Зулейка Доусон - Форсайты
За дверью послышались голоса: кто-то поднимался по лестнице. Здесь приходилось обогнуть небольшую площадку перед ее и соседней спальнями – издержки архитектуры этого крыла.
Она услышала мать, Астрид, различила тяжелые шаги Джайлса на фоне более легких женских. Остановились на площадке. Несколько раз прозвучало ее имя – первой его произнесла мать. Кэт замерла на кровати и прислушалась.
– Я не прошу извинения, Астрид, что поместила вас в эту келью рядом с Кэт. Я же знаю, не сделай я этого, вы с ней стали бы бегать друг к другу полночь – за полночь через весь коридор поболтать. Они сообщаются через гардеробную, вы заметили?
И надтреснутые нотки Астрид:
– Да, спасибо, это будет чудесно – прямо как в колледже. Нам толком и не удавалось пообщаться с тех пор, как она стала работать вместе с Джайлсом. Теперь наверстаем.
Мать дружелюбно рассмеялась.
– Ох, Астрид, можно подумать, вы с ней третьекурсницы – она же ночевала у вас только в конце прошлого месяца.
– Прошу прощения – когда?
Господи!

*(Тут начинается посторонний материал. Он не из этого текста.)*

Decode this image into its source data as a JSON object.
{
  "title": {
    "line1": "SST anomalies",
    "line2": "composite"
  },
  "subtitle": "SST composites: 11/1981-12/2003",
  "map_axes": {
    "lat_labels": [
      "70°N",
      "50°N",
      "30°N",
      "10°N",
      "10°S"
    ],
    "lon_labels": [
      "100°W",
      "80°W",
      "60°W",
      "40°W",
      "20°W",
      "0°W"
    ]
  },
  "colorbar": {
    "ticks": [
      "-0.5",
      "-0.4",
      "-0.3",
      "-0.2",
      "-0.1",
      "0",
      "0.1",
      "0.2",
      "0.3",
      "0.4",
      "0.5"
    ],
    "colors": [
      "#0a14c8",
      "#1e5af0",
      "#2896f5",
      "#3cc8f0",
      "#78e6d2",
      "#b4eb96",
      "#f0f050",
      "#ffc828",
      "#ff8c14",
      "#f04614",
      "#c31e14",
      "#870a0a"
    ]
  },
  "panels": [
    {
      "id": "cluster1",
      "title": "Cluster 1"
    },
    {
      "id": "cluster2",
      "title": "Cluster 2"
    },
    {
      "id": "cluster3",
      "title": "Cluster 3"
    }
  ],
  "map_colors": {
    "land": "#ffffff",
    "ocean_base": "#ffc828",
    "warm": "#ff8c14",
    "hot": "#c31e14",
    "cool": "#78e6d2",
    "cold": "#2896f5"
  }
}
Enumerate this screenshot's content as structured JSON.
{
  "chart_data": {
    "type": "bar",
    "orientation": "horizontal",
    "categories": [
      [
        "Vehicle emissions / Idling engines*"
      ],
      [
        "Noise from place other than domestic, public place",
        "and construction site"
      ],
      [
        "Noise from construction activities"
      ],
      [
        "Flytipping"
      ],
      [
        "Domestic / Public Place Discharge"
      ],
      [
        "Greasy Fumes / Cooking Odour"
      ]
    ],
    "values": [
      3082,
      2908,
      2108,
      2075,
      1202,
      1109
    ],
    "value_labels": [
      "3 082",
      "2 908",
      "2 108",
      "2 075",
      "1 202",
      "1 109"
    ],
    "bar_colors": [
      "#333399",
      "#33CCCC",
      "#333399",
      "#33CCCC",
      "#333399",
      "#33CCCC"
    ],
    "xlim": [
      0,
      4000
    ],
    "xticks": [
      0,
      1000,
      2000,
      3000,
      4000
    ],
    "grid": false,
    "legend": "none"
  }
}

Кэт будто воочию увидела, как воззрился на Астрид Джайлс, услышала секундную, но вполне явную запинку в голосе матери:
– В последнюю ночь этого ужасного тумана – двадцать шестого, так ведь?
– Но двадцать шестого я была в Париже.
В тоне матери послышались новые нотки.
– Астрид, вы уверены? Кэт сказала мне, что провела эту ночь на Бедфорд-сквер…
– Ну, она…
– Она ее там и провела, леди Монт (это вступил голос Джайлса – во всем своем рыцарском пафосе!)… но со мной.
Теперь, уж конечно, обе пары глаз уставились на Джайлса, а он твердо продолжал:
– Был жуткий туман – это было единственным разумным выходом. Думаю, нет необходимости добавлять, что все было безупречно.
От Астрид – ни звука, только голос матери:
– Разумеется. Что ж, в восемь спускайтесь выпить.
Два щелчка – это Астрид закрыла дверь, Джайлс и мать ушли. Пройдет ли Астрид прямо к ней? Если да – что сказать? Но она не придет. Сначала она напустится на брата; а Джайлс, если она его хоть немного знает, будет отстаивать свои позиции. Ну, так или иначе, ничего не поделаешь. Если Джайлс будет держаться своей версии, ей придется все ему рассказать. Если нет – хей-хо!
Опять голоса на лестнице.
Теперь – отец и бабушка. Вот они поднимаются к ее двери, и, пока шаги не смолкли, Кэт снова вслушивалась, замерев, и снова не один раз прозвучало ее имя. Поначалу бабушка пересказывала отцу их разговор, путая названия картин и галерей. Вдруг – пауза. А потом, на полпролета опередив сына, Эм произнесла: «Пылающие щеки и галереи!» Внезапное открытие нахлынуло, как прилив, и, не в силах двинуться, будто чуть покачиваясь на его волнах: «Кэт влюблена!»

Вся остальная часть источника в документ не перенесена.